Creating Peace in Public

When I go out in public it feels like a magical, spiritual experience. People are so nice to me. They start up meaningful conversations and ask about and compliment our children. I often have cashiers give me deals or take a percent off my bill for no reason other than that they like me, I think. I’m bragging about this so that you can take part in experiencing strangers at their best. How do I achieve this?
The first step is to understand that all people have the potential to love and be joyful. I ask myself “What do I want to inspire out of people?”.
My body language, my tone and my questions are capable of inciting frustration or a desire to help me.
The second thingis to know that people are doing their best with what they have right now. You are capable of giving them more. If they seem crabby or hurried or are making mistakes, it’s not because of me and it is not intentionally perpetrated against me.
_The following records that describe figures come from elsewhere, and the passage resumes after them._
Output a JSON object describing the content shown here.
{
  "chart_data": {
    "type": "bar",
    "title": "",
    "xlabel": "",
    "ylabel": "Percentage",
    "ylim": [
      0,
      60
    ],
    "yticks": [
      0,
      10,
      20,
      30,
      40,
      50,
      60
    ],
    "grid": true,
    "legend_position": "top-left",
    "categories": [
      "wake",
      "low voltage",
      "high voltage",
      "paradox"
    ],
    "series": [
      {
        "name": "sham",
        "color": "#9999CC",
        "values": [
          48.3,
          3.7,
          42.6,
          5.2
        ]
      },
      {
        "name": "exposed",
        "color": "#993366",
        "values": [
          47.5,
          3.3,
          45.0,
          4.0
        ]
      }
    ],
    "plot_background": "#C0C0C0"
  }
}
They may be having a hard day, or a hard life and all the more reason to be extra gentle with them.
The third thing is to consider your words. Use words that demonstrate understanding and a desire to come to a conclusion. I do this by simply describing the problem, there’s no need for judgment or harsh tones. At a restaurant I would say “Hi. I ordered the Hawaiian pizza and I got liver and onions. “. I leave it at that to see what they say. Most often people will want to correct the problem especially if you are kind about it. When I’m returning something that’s broken or I just want to exchange it, if it’s seeming unlikely that they will do it, I’ll just ask “What can we do about it?” rather than place blame or insist I get my way. It also empowers people to gve good customer service and to come up with a solution. I think people often go in frustrated with their product and they identify the employee as the reason for the frustration. The employee usually has nothing to do with the manufacturing process.
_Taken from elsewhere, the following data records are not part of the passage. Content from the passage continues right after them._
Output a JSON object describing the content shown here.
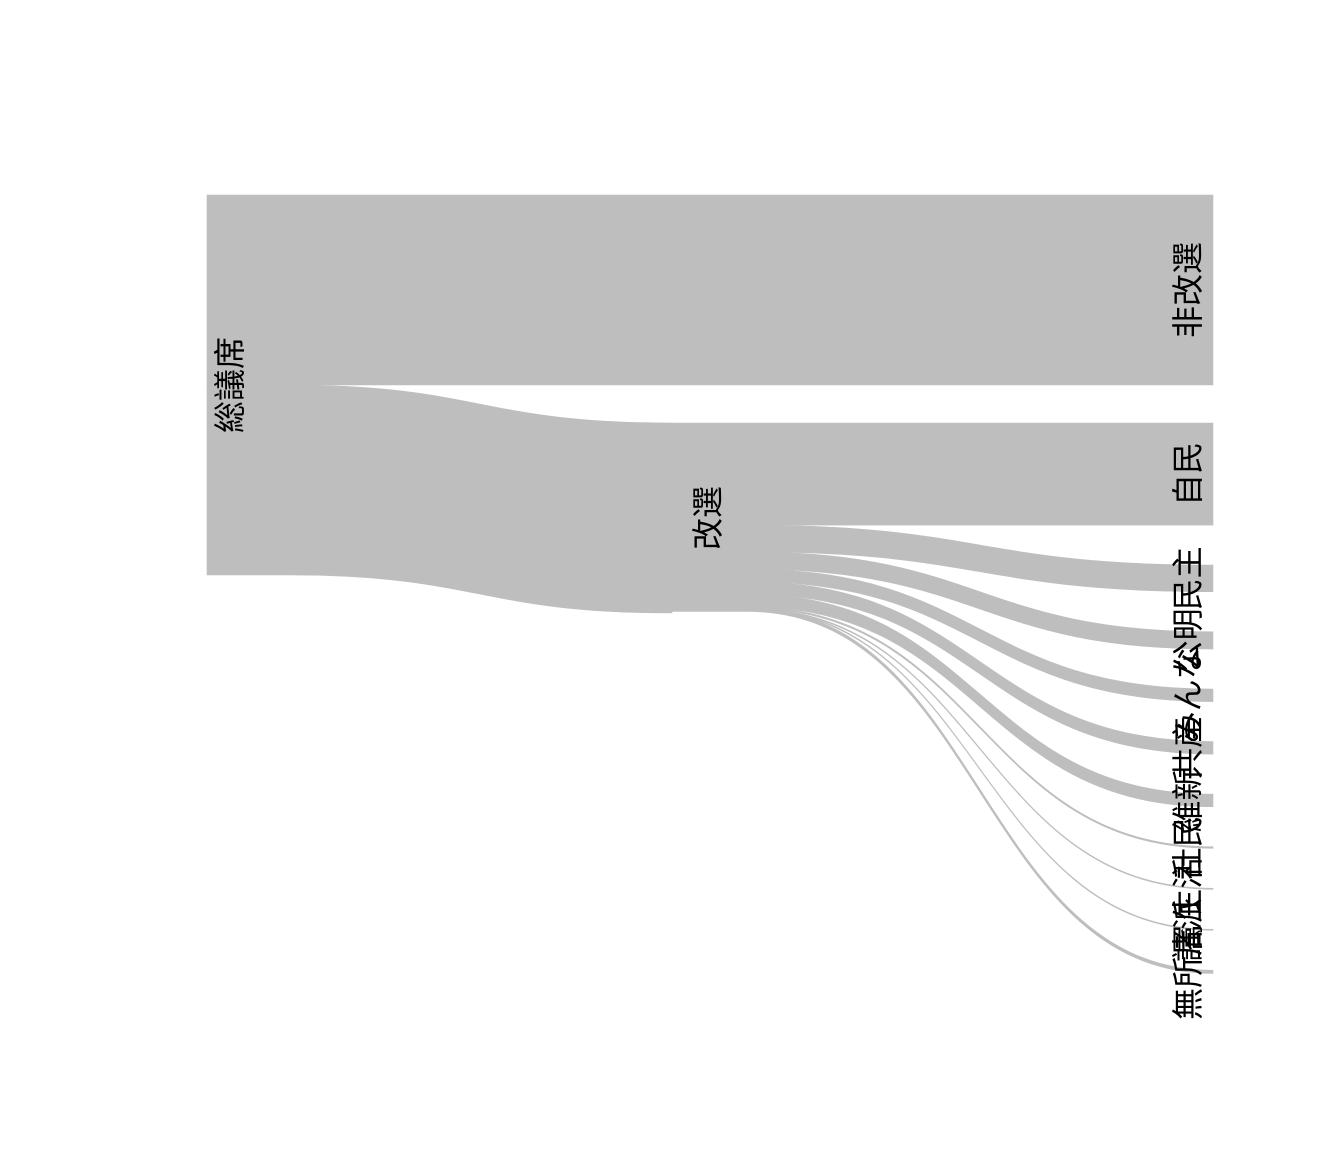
{
  "chart_data": {
    "type": "sankey",
    "title": "",
    "link_color": "#bebebe",
    "nodes": [
      {
        "id": "total",
        "label": "総議席"
      },
      {
        "id": "reelect",
        "label": "改選"
      },
      {
        "id": "non_reelect",
        "label": "非改選"
      },
      {
        "id": "ldp",
        "label": "自民"
      },
      {
        "id": "dpj",
        "label": "民主"
      },
      {
        "id": "komeito",
        "label": "公明"
      },
      {
        "id": "minna",
        "label": "みんな"
      },
      {
        "id": "jcp",
        "label": "共産"
      },
      {
        "id": "ishin",
        "label": "維新"
      },
      {
        "id": "sdp",
        "label": "社民"
      },
      {
        "id": "seikatsu",
        "label": "生活"
      },
      {
        "id": "others",
        "label": "諸派"
      },
      {
        "id": "independent",
        "label": "無所属"
      }
    ],
    "links": [
      {
        "source": "total",
        "target": "non_reelect",
        "value": 121
      },
      {
        "source": "total",
        "target": "reelect",
        "value": 121
      },
      {
        "source": "reelect",
        "target": "ldp",
        "value": 65
      },
      {
        "source": "reelect",
        "target": "dpj",
        "value": 17
      },
      {
        "source": "reelect",
        "target": "komeito",
        "value": 11
      },
      {
        "source": "reelect",
        "target": "minna",
        "value": 8
      },
      {
        "source": "reelect",
        "target": "jcp",
        "value": 8
      },
      {
        "source": "reelect",
        "target": "ishin",
        "value": 8
      },
      {
        "source": "reelect",
        "target": "sdp",
        "value": 1
      },
      {
        "source": "reelect",
        "target": "seikatsu",
        "value": 0
      },
      {
        "source": "reelect",
        "target": "others",
        "value": 0
      },
      {
        "source": "reelect",
        "target": "independent",
        "value": 2
      }
    ]
  }
}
Dealing with what you see as an injustice against children: Quite often I come across a parent who is obviously stressed and it is manifesting in what is frustration and aggression with the child. I smile and breath and remind myself that they are doing their best. A harsh look or comment would only further the parents feelings of isolation and anger. Simply harnessing the understanding that they have the potential for joyful parenting often will help the situation alone. Sometimes I will ask “Can I help?”. Or I will say “It’s ok.”. That seems to really help sometimes. I think because we worry so much about what other people think, this tells the stranger that your not judging them. It means that I accept the situation and their feelings. It’s common for strangers to ask me for advice with their children. I think
I’ll start carrying business cards to give out so I can continue to connect with these strangers.
The last thing is make eye contact and say hello. Too much we walk around like other people don’t exist. Draw people out of it with your head up and your heart open.